Les enfants ukrainiens réfugiés en France sont déjà près de 10 000 à être scolarisés en France, principalement pour le moment dans les académies de Versailles et de Nice. Ou accueillis dans d’autres pays : la moitié des enfants d’Ukraine ont quitté le pays dévasté. Déracinement, privations, séparation d’avec leurs pères restés combattre et défendre le pays, témoins d’exactions, soumis au flux continu de la peur durant la fuite vers les frontières. « Des déplacements d’enfants à grande échelle les plus rapides depuis la Seconde Guerre mondiale », selon la directrice générale de l’Unicef, Catherine Russell.

Que leur dire ? Que l’Europe se réveille, enfin, face à la guerre en Ukraine, que l’Otan revient à lui, prend conscience des hôpitaux, des écoles, des théâtres, des gares, des villes et des villages, Irpin, Boutcha, Marioupol, Kramatorsk, Kherson…

Que nous sommes là, fortement attachés aux valeurs de la civilisation, opposés à la violence immense qui leur est faite, que nous résisterons aussi, que nous souhaitons avec eux, pour eux, reconstruire, internationalement, d’autres archipels que celui du Goulag, qu’inlassablement sur le métier de la paix nous remettrons notre ouvrage. Pardon pour notre impuissance immédiate apparente et lourdement malheureuse mais nous construisons, par eux et pour eux, un tissu de solidarité. Leur dire que l’Europe se réveille, pour les accueillir. Qu’ils peuvent et doivent être fiers de leurs pères, grands-pères, oncles et parfois grands frères restés défendre leur pays et leur foyer, et fiers, également, de leur mère qui les protège en les envoyant, par l’exode souvent, à l’étranger, mais en sécurité. Nous, non plus, nous ne nous laisserons pas prendre l’âme. Leur dire que nous les assurons de notre soutien accueillant dans les classes françaises pour les prévenir de la catastrophe de la discontinuité de leur scolarité. Que nous sommes sûrs que leurs compétences linguistiques et leurs performances mathématiques reconnues leur ouvriront la voie de la réussite scolaire et plus globalement la voie de la résilience après ces lourdes épreuves.

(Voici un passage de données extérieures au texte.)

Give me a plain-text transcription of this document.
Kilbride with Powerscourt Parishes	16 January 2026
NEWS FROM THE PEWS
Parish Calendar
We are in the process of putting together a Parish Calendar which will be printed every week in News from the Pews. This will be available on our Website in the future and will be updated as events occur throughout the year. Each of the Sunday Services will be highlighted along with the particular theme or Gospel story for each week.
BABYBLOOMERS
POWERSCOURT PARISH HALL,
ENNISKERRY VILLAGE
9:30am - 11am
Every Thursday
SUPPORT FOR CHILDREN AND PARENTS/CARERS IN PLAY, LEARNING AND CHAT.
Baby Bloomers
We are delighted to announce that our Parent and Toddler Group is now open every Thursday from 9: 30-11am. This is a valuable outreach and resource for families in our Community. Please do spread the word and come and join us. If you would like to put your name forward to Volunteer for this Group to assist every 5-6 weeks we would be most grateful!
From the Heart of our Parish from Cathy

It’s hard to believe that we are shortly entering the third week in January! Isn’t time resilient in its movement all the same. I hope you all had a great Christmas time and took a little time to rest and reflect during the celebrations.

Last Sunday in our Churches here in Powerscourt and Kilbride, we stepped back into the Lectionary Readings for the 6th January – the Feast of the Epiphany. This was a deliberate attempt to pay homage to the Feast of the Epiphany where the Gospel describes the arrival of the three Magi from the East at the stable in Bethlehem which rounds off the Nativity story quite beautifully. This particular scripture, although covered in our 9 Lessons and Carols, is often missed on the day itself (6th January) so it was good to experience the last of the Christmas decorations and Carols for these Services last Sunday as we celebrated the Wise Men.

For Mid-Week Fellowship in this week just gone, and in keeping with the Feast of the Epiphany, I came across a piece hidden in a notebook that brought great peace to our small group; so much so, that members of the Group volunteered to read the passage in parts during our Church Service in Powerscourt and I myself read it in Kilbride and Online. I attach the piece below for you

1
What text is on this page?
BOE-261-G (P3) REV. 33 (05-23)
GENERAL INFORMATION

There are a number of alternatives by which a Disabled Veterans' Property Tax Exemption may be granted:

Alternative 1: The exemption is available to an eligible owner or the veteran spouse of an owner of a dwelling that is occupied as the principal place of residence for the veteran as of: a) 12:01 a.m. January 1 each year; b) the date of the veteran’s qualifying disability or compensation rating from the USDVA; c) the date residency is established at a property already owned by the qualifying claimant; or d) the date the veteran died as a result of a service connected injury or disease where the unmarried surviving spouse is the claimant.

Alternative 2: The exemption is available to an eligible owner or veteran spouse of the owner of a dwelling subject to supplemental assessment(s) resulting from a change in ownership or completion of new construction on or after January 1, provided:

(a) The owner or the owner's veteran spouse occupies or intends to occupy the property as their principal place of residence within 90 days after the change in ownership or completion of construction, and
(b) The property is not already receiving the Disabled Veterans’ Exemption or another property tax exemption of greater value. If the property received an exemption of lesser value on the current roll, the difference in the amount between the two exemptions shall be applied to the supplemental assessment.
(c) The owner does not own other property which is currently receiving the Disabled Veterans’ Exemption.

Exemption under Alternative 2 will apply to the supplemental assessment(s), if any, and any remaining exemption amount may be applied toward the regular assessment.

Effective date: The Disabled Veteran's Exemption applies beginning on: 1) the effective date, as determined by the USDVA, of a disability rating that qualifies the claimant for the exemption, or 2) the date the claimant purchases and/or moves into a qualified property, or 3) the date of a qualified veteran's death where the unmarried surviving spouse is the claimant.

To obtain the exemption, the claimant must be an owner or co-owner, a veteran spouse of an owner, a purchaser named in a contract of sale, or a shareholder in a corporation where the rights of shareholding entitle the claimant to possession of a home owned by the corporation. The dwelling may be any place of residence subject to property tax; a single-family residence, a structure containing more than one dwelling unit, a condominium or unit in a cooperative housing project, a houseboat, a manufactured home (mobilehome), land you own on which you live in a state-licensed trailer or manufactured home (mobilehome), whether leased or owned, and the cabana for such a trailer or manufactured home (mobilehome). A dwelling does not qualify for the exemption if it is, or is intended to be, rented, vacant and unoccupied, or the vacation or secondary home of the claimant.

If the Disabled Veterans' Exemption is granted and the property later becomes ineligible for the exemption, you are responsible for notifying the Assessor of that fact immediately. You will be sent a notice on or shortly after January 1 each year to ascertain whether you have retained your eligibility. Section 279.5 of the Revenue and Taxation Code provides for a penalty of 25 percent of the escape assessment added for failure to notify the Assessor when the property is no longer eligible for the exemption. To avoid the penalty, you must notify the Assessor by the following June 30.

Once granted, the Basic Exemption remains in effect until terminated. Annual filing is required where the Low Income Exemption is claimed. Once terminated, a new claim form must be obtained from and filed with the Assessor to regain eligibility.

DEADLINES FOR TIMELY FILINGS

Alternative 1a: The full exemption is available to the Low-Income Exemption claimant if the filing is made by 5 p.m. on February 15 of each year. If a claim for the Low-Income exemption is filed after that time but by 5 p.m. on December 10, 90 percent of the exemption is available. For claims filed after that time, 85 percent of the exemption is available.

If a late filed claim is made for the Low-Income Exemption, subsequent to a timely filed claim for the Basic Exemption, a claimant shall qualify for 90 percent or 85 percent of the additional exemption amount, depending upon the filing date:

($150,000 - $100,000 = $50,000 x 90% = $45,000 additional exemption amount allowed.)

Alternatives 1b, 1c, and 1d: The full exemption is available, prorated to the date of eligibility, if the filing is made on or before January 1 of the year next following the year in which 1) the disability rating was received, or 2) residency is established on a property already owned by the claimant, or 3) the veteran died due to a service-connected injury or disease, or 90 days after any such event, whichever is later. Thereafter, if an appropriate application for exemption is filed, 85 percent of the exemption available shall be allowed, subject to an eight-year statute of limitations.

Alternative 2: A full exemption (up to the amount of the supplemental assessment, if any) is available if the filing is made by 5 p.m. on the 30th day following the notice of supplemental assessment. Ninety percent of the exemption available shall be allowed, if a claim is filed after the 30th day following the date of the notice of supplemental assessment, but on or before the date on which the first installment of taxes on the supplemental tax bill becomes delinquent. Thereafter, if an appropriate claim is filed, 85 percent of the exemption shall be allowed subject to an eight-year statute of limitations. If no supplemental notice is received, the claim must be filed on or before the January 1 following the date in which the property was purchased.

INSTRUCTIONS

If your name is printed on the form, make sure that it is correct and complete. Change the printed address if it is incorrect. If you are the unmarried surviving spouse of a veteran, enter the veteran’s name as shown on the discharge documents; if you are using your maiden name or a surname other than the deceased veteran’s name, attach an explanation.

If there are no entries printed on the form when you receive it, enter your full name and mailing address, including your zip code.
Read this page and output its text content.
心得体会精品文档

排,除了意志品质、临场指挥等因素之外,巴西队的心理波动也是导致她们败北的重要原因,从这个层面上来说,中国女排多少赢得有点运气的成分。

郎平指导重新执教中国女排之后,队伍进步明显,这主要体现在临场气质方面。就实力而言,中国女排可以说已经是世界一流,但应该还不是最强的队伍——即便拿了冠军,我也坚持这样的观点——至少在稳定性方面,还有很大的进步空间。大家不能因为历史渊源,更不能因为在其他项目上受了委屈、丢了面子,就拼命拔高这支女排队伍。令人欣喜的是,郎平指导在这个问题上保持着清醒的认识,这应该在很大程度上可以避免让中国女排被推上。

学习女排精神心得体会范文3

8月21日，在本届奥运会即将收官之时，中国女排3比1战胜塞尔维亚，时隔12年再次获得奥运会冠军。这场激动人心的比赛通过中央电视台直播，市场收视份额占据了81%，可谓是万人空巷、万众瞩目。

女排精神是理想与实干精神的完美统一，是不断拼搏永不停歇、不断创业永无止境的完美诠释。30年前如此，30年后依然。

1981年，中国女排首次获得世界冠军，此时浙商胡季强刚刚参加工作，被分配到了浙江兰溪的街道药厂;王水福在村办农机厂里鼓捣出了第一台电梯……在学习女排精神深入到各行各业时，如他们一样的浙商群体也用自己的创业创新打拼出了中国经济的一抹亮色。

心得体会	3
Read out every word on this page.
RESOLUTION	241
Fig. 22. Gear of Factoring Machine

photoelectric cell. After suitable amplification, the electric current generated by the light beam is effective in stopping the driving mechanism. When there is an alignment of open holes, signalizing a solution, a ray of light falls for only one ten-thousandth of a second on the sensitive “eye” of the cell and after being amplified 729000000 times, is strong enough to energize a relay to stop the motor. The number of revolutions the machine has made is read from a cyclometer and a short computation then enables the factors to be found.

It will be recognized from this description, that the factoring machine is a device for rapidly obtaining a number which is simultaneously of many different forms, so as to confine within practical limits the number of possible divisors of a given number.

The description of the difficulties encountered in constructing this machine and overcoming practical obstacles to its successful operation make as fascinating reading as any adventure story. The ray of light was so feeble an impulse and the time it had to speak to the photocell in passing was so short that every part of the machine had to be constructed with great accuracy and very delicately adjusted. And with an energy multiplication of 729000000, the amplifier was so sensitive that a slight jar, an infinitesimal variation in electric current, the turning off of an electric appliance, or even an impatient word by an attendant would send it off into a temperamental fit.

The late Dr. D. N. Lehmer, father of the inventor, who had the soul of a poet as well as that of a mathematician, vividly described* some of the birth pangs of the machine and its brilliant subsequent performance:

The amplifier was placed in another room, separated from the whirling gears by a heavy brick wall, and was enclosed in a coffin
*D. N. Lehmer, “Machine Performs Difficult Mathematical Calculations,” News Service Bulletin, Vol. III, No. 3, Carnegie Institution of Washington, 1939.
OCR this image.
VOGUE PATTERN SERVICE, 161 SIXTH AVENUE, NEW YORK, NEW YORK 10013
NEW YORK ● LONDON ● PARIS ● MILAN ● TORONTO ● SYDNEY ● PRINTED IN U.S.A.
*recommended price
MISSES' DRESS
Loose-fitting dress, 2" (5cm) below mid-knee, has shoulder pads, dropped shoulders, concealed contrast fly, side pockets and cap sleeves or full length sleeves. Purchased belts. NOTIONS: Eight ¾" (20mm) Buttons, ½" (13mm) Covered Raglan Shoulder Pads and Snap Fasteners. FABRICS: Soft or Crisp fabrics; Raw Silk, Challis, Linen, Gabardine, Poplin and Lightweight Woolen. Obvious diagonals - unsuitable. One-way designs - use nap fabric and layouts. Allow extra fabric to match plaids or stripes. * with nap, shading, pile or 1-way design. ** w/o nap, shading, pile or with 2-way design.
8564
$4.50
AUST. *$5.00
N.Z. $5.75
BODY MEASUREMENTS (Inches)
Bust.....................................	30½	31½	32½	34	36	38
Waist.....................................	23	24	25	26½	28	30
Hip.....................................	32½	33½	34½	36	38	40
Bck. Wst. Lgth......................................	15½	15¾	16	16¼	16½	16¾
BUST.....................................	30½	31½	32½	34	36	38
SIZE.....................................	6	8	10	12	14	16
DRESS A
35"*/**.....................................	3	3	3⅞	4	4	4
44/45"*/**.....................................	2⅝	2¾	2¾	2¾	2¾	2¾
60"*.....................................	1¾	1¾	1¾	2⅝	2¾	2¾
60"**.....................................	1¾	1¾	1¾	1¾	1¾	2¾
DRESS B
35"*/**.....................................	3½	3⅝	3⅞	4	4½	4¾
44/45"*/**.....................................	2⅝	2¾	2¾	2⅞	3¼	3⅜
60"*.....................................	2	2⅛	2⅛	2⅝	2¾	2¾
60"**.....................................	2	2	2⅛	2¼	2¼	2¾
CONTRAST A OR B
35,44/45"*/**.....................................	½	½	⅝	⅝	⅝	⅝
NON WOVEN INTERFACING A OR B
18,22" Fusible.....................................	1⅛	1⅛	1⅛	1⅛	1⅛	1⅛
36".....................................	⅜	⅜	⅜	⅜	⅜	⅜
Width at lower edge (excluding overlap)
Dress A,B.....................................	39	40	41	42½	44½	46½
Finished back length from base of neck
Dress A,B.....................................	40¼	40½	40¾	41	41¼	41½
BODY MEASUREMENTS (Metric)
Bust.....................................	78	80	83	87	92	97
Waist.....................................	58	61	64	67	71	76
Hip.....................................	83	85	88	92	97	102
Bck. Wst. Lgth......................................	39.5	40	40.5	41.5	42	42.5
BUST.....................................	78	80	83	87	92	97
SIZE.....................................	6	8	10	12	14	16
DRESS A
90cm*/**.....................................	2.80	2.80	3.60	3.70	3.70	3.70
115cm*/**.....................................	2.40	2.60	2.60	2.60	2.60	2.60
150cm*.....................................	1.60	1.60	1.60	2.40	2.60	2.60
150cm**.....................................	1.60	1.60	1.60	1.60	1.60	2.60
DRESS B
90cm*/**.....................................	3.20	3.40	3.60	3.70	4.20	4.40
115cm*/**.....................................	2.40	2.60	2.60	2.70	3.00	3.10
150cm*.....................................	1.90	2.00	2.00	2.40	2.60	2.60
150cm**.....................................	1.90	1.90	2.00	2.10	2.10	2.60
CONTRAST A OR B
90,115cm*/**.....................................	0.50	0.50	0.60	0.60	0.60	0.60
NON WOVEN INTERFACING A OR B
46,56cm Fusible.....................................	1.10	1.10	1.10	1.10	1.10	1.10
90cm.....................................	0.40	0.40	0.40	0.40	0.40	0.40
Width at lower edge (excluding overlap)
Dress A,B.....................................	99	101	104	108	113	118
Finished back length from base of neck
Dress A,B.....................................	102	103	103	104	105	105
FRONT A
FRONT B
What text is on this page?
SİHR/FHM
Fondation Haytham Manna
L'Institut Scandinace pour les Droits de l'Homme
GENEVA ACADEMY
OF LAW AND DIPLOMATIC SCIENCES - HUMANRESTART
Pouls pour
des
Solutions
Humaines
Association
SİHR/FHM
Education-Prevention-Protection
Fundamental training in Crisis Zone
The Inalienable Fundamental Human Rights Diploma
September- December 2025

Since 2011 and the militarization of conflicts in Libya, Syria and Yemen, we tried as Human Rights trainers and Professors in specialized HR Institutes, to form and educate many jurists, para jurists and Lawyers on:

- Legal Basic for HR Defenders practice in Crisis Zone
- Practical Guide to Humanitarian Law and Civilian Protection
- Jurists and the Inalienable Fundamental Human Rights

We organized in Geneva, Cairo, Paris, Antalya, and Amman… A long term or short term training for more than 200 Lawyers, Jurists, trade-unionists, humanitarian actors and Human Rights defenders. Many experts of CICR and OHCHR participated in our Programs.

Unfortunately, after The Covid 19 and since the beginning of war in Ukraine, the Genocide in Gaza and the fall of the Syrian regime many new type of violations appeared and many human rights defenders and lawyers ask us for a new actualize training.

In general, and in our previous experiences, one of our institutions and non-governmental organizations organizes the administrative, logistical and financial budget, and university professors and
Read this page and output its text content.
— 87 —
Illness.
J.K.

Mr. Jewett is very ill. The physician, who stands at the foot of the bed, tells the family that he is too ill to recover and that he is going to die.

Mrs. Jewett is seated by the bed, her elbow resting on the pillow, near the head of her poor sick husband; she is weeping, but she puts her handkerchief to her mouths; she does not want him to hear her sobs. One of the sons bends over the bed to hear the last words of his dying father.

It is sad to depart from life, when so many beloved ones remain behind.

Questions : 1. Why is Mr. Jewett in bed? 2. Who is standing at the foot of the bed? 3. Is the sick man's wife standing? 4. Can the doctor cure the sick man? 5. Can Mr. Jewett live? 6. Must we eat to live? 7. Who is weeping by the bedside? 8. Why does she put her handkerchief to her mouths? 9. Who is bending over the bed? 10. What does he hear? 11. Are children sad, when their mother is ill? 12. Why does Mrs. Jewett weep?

Les évaluations diagnostiques menées par les enseignants spécialisés UPE2A (Unités pédagogiques pour élèves allophones) font valoir que les jeunes Ukrainien·nes arrivés des zones de guerre bénéficient d’une agilité mathématique équivalente à un an d’avance. En plus d’un courage avéré.

 

Exodes d’enfants

L’Unicef a communiqué le 24 mars 2022 le nombre, aujourd’hui bien sûr augmenté, de 4,3 millions d’enfants déplacés, plus de la moitié de la population infantile ukrainienne.

Victimes de la guerre, ils ont dû quitter leur foyer, leur école, leurs repères pour fuir l’insécurité et les combats déclenchés par l’invasion russe.

« Un mois de guerre en Ukraine a entraîné le déplacement de 4,3 millions d’enfants, plus de la moitié de la population infantile du pays, estimée à 7,5 millions », a détaillé le Fonds des Nations unies pour l’enfance dans un communiqué. « 1,8 million d’enfants ont ainsi traversé la frontière pour se réfugier dans les pays voisins et 2,5 millions sont déplacés à l’intérieur de l’Ukraine ». Faites que le pire d’hier ne soit pas le meilleur de demain.